She made a little exclamation, and we were both silent for a long while.
“It is a pity,” she said bitterly, “to be born a woman.”
Something in her tone touched me deeply.
“You wrong me,” I said, in a low tone; “if you will but trust me, all may yet be well. Will you trust me, Princess Daria?”
I heard her breath come hard again, and there was a pause, brief but big with doubt.
“I do trust you, monsieur,” she replied, but I knew it cost her an effort. “I have already trusted you!”
An answer from my heart sprang to my lips, a rush of passionate desire to win her confidence, but I had no time to voice it. Quite suddenly there was an outburst of voices outside the cellar door, steps on the stone stair, and men battering on the door with such force that it shook. There was no time to reach the other entrance, and it offered no safe retreat, neither had I time to think; I sprang up and caught the princess in my arms and made my way back, among the wine-butts. She was a woman of such spirit that she made no outcry or struggle, and we were both silent. We heard them place a ram against the door and the shout went up to force it.

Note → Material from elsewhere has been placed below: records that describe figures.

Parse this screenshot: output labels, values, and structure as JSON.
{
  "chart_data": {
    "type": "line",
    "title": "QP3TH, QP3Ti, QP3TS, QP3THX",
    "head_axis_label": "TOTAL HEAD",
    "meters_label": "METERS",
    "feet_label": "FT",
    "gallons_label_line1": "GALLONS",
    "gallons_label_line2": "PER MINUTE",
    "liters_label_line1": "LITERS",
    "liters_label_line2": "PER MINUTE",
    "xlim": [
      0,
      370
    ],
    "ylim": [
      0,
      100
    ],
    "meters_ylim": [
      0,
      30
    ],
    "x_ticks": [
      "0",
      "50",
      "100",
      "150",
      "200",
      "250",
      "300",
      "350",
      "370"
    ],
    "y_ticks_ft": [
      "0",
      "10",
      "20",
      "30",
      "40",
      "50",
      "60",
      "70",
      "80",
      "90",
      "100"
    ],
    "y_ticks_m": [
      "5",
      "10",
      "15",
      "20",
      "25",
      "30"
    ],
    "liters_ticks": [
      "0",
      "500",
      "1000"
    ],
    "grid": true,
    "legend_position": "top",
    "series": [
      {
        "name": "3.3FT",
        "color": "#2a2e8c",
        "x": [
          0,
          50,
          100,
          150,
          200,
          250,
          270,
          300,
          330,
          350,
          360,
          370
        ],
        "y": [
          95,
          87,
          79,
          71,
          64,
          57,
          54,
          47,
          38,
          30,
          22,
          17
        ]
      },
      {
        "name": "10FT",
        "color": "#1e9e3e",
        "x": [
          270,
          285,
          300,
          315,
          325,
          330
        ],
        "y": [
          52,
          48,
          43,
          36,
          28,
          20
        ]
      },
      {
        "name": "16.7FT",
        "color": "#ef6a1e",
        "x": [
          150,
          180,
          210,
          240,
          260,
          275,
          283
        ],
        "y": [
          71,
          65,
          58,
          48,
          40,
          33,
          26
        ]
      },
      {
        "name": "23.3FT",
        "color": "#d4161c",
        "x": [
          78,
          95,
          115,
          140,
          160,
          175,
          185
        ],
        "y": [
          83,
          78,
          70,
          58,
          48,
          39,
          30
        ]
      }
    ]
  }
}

I reached the empty butts, in the corner, and lifted her into one, whispering to her to crouch low, and then I climbed into another, beside it, just as the door fell inward with a crash, and the red flare of a torch showed me five or six men on the threshold, armed with swords and spears.
XX: THE ESCAPE
I CROUCHED low in the wine-butt, that I might not be seen, and so saw nothing of the rioters, after that first glimpse. But, above my head, the red glare from their torches lighted the gloomy arches fitfully, and their figures cast gigantic black shadows on the walls. They rushed in, with a roar of triumph, and began to beat about for victims, and from their actions and their voices, I knew that they were already flushed with liquor and were as much in search of that as of imaginary traitors. A day of murder and of license had drawn to its close, and these men, gorged with blood and wine, were in a high good humour; they shouted to each other merrily, and roared with laughter because one of their number, more tipsy than the rest, began to fight his own shadow on the wall.